Fiji One
- Current TV One logo
- Country: Fiji
- Broadcast area: National
- Headquarters: 78 Brown Street, Suva

Programming
- Languages: English, Hindi, iTaukei
- Picture format: PAL-576i (SDTV 16:9)

Ownership
- Owner: Fiji Television
- Sister channels: Fiji Two FijiTV Stream (online)

History
- Launched: 15 June 1994; 32 years ago (as Fiji One, regular);

Links
- Website: fijionenews.com.fj

Availability

Terrestrial
- Analogue: VHF Band (Deuba, Navua, Suva, Nausori, Korovou, Coral Coast, Labasa, Savusavu, Taveuni, Nadi, Lautoka, Yasawa, Mamanuca);
- Digital: UHF Band (Walesi DVB-T2 - Nationally);

= Fiji One =

Fiji One is a free-to-air television channel run by Fiji Television. It provides coverage throughout Fiji. It is fully funded from revenue generated through commercial advertisements, meaning that programs have commercial breaks.

==History==
Long before its introduction, Fiji Trading Co. Ltd. of Suva became the first company in Fiji to import and exhibit a television set for demonstrative purposes. Manager Tom French said that, if proper distant reception of television stations from Sydney and Melbourne was received successfully, sales of television sets would become lucrative.

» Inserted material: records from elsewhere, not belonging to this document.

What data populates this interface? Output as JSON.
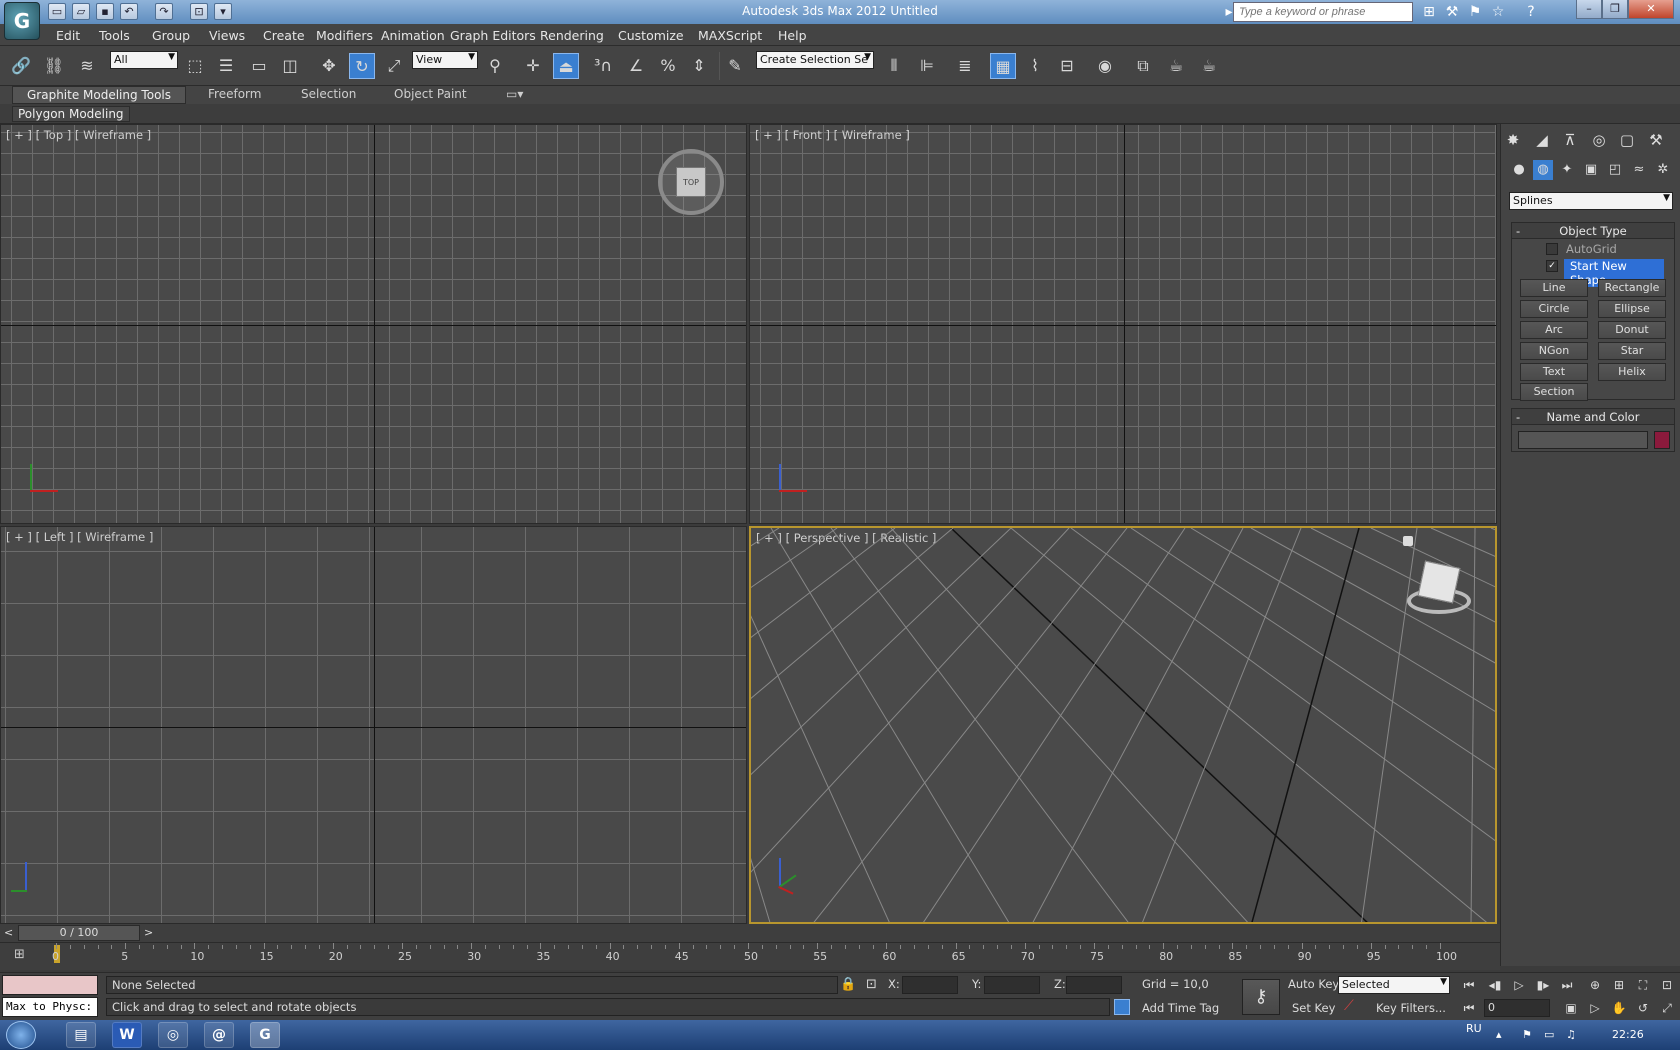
{
  "window": {
    "title": "Autodesk 3ds Max  2012     Untitled",
    "search_placeholder": "Type a keyword or phrase"
  },
  "menus": [
    "Edit",
    "Tools",
    "Group",
    "Views",
    "Create",
    "Modifiers",
    "Animation",
    "Graph Editors",
    "Rendering",
    "Customize",
    "MAXScript",
    "Help"
  ],
  "toolbar": {
    "filter_value": "All",
    "refcoord_value": "View",
    "named_selection_value": "Create Selection Se"
  },
  "ribbon": {
    "tabs": [
      "Graphite Modeling Tools",
      "Freeform",
      "Selection",
      "Object Paint"
    ],
    "panel": "Polygon Modeling"
  },
  "viewports": {
    "top": {
      "label": "[ + ] [ Top ] [ Wireframe ]",
      "cube_label": "TOP"
    },
    "front": {
      "label": "[ + ] [ Front ] [ Wireframe ]"
    },
    "left": {
      "label": "[ + ] [ Left ] [ Wireframe ]"
    },
    "perspective": {
      "label": "[ + ] [ Perspective ] [ Realistic ]"
    }
  },
  "command_panel": {
    "category": "Splines",
    "object_type": {
      "title": "Object Type",
      "autogrid": "AutoGrid",
      "start_new_shape": "Start New Shape",
      "buttons": [
        "Line",
        "Rectangle",
        "Circle",
        "Ellipse",
        "Arc",
        "Donut",
        "NGon",
        "Star",
        "Text",
        "Helix",
        "Section"
      ]
    },
    "name_color": {
      "title": "Name and Color",
      "color": "#8b1a3c"
    }
  },
  "time": {
    "slider": "0 / 100",
    "ticks": [
      "0",
      "5",
      "10",
      "15",
      "20",
      "25",
      "30",
      "35",
      "40",
      "45",
      "50",
      "55",
      "60",
      "65",
      "70",
      "75",
      "80",
      "85",
      "90",
      "95",
      "100"
    ]
  },
  "status": {
    "maxscript": "Max to Physc:",
    "selection": "None Selected",
    "prompt": "Click and drag to select and rotate objects",
    "x_label": "X:",
    "y_label": "Y:",
    "z_label": "Z:",
    "grid": "Grid = 10,0",
    "add_time_tag": "Add Time Tag",
    "auto_key": "Auto Key",
    "set_key": "Set Key",
    "key_mode": "Selected",
    "key_filters": "Key Filters...",
    "frame": "0"
  },
  "taskbar": {
    "lang": "RU",
    "time": "22:26"
  }
}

The Fijian government had shown varying levels of deliberation before introducing a television service. It wasn't until the late 1960s when a feasibility study about the future of Fijian radio led to the creation of a possible television station, which would fall under the auspices of the Fiji Broadcasting Commission, with an estimated coverage of 75% of the national population. In 1984, the government set up the Fiji National Video Centre (FNVC) in association with the German Hanns Seidel Foundation. That same year, the government accepted an offer from Kerry Packer's PBL to conduct a feasibility study for a television service in the country, by 1987 at earliest. An agreement was settled between PBL and the Fijian government in August 1986. There already was an October 1987 launch target, with plans to reduce the Nine Network-backed monopoly within five to seven years. Equipment built in Australia, such as an OB van, was scheduled to be delivered by July. 20% of its programming was going to be local.

Following the coups of 1987, PBL suspended its financing to the Fiji Television Corporation, due to the downturn caused to the economy by the effects of the coups. With Fiji experiencing rapid economic recovery in the aftermath, in 1988, new proposals were being set up, and with the government owning a controlling stake in the new company.

In October 1991, the government granted Television New Zealand a temporary license to operate a television service, Fiji One Television, to carry the 1991 Rugby World Cup initially with coverage in Suva with coverage extending to Nausori and Navua its transmitter located in Tamavua in the outskirts of Suva. In December 1991, following positive interest in the Suva area, the coverage area was extended to the whole of the Western Division, with transmitters installed in Tualesia (southeast of Lautoka) and the Sabeto Range providing signals to Lautoka, Nadi and their surrounding areas.

Eyeing for the creation of a permanent service, the government and TVNZ signed a Memorandum of Understanding. When the company was scheduled to go permanent, TVNZ would manage the service and use the resources of the FNVC using the existing Fiji One service. TVNZ was only involved in the service on a "contractual basis", providing operational and managerial expertise until Fiji TV was set to become self-sustaining, which according to TVNZ, would take five years.

Fiji One started permanent broadcasts in July 1994, with an exclusive 12-year contract to operate, however the monopoly would likely break around its eighth year of operation. On 20 March 1995, it began broadcasting Fiji One News, replacing the FNVC's News Focus. Its coverage reached the Coral Coast, Taveuni and Northern Lau by 1999, reaching out to 85% of the population.

With the launch of Walesi in 2016, the channel was granted the right to operate on channel 2.